When the news about office space company Regus exposing employee performance ratings through a public Trello board broke, Jones was quick to analyze the root cause of this expose, being a regular user of the app himself. He found that the default configuration of Trello boards is set to “private”, but many users change this setting to “public”. Once set to the public, all the information available on a user’s Trello board can be viewed by anyone. Search engines such as Google also indexed public Trello boards as these are HTML pages, making it simple for anyone to uncover the boards’ contents using a specialized search called a ‘dork’.
Jones discovered a host of PII data mentioned on the Trello boards including names, emails, dates of birth, ID numbers, bank account information. A company’s HR board contained details such as a job offer to a potential employee, including their salary, bonus and contractual obligations.

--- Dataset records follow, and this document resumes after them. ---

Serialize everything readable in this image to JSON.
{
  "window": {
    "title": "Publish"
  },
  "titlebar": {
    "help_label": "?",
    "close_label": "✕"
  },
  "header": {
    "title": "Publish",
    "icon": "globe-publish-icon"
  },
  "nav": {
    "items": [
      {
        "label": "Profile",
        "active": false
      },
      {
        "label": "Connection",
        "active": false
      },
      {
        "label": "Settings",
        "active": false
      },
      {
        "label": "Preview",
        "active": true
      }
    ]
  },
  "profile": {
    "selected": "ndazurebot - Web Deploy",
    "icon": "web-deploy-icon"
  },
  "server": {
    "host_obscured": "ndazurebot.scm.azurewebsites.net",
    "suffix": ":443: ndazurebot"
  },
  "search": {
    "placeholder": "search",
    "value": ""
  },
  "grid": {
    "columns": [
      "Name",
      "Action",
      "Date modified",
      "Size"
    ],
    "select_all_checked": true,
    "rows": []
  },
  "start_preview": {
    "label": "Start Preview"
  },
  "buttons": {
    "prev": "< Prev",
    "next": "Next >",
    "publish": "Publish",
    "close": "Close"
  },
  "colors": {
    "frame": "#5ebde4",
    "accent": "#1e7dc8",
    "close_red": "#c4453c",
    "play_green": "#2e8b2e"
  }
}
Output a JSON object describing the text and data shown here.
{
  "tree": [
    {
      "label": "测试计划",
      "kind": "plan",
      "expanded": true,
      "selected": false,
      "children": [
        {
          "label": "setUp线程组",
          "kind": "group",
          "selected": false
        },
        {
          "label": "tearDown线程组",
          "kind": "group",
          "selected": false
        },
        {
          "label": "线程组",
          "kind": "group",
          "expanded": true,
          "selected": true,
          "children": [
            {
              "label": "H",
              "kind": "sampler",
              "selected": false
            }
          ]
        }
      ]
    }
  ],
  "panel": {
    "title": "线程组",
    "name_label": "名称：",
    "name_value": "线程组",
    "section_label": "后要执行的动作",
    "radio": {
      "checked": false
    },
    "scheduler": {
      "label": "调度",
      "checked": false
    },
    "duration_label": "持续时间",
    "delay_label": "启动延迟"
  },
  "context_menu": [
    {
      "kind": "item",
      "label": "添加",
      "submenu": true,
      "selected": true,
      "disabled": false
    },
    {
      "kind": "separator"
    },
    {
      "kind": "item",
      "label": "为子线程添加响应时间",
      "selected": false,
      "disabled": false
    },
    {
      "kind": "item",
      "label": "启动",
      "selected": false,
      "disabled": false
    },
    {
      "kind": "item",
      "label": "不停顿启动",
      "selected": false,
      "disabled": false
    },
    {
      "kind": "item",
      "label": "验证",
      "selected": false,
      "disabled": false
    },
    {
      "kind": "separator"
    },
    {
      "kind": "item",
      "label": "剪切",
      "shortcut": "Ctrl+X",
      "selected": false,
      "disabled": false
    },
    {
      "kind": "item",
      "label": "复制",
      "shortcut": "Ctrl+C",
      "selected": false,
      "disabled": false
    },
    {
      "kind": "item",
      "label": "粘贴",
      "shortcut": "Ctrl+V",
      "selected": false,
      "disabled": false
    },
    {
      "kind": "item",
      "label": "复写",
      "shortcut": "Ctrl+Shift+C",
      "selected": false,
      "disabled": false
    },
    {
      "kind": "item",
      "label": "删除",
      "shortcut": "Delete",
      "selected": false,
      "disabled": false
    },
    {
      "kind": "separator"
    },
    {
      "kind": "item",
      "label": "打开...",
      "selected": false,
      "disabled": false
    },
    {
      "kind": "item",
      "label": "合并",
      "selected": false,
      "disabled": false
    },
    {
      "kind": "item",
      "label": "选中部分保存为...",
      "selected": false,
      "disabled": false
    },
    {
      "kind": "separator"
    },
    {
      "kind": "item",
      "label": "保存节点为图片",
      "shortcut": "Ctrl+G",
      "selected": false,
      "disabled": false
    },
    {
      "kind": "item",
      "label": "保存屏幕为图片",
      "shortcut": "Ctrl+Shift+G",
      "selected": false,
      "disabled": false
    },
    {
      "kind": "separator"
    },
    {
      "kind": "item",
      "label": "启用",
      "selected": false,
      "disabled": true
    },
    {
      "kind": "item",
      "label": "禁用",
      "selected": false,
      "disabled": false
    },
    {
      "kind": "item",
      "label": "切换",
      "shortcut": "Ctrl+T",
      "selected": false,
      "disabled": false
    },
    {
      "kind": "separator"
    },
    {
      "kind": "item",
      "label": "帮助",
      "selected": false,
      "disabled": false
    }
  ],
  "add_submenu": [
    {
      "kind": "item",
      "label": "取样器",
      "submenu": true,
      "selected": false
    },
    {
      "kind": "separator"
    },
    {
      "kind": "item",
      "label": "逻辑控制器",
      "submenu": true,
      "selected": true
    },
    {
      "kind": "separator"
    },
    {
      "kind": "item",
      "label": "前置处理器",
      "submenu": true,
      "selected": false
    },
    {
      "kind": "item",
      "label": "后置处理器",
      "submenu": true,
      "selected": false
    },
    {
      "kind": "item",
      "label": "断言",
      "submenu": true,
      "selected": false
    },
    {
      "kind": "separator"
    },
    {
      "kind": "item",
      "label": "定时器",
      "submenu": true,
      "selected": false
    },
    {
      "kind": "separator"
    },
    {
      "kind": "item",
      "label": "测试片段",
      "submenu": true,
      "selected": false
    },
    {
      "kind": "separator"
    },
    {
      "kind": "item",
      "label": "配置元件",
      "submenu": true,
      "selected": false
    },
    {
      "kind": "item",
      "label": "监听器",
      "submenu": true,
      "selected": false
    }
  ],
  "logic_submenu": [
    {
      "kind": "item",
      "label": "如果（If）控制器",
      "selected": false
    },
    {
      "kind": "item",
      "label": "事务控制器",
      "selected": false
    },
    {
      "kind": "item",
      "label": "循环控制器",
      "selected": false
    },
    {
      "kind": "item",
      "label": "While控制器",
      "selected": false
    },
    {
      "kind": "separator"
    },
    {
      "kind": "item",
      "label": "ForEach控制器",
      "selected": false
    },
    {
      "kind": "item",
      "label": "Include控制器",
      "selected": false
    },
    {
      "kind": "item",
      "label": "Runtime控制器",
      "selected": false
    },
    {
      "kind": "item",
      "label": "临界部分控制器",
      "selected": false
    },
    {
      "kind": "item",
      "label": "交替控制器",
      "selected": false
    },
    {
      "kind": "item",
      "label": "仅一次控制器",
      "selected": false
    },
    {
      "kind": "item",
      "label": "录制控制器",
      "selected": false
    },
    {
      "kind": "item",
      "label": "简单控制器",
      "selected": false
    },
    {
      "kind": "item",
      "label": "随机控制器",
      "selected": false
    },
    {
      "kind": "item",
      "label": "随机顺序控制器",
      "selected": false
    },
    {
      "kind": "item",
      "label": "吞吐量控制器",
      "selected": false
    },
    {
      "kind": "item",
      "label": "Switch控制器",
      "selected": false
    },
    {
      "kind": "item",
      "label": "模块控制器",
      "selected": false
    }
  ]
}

While researching, Jones also came across an Australian Pub’s Trello board that exposed details of customer fraud, customer Gmail addresses and social media passwords, and API keys.
Knowing the criticality of the vulnerability and acting responsibly, Jones reported his findings to respective companies as well as Trello to reset their App board settings to “private”. He also recommends contacting Google to take down already indexed pages as content remains cached on search engines for a certain time period.
Lack of Security Protection
Earlier, an unprotected AWS S3 database containing personal and private information of British citizens was discovered by security researchers Noam Rotem and Ran Locar of the security firm vpnMentor.
Researchers found no security protection on this AWS database, also known as bucket, and thus were able to see all the files stored in it. The files contained a wide range of PII, including names, addresses, phone numbers, dates of birth, gender, national insurance number–everything that a threat actor requires to complete identity theft, fraud, or any cyberattack targeted towards the user or against him. “It’s everything you need to steal someone’s identity, to open a bank account in their name, or a lot of other malicious things,” the researchers said.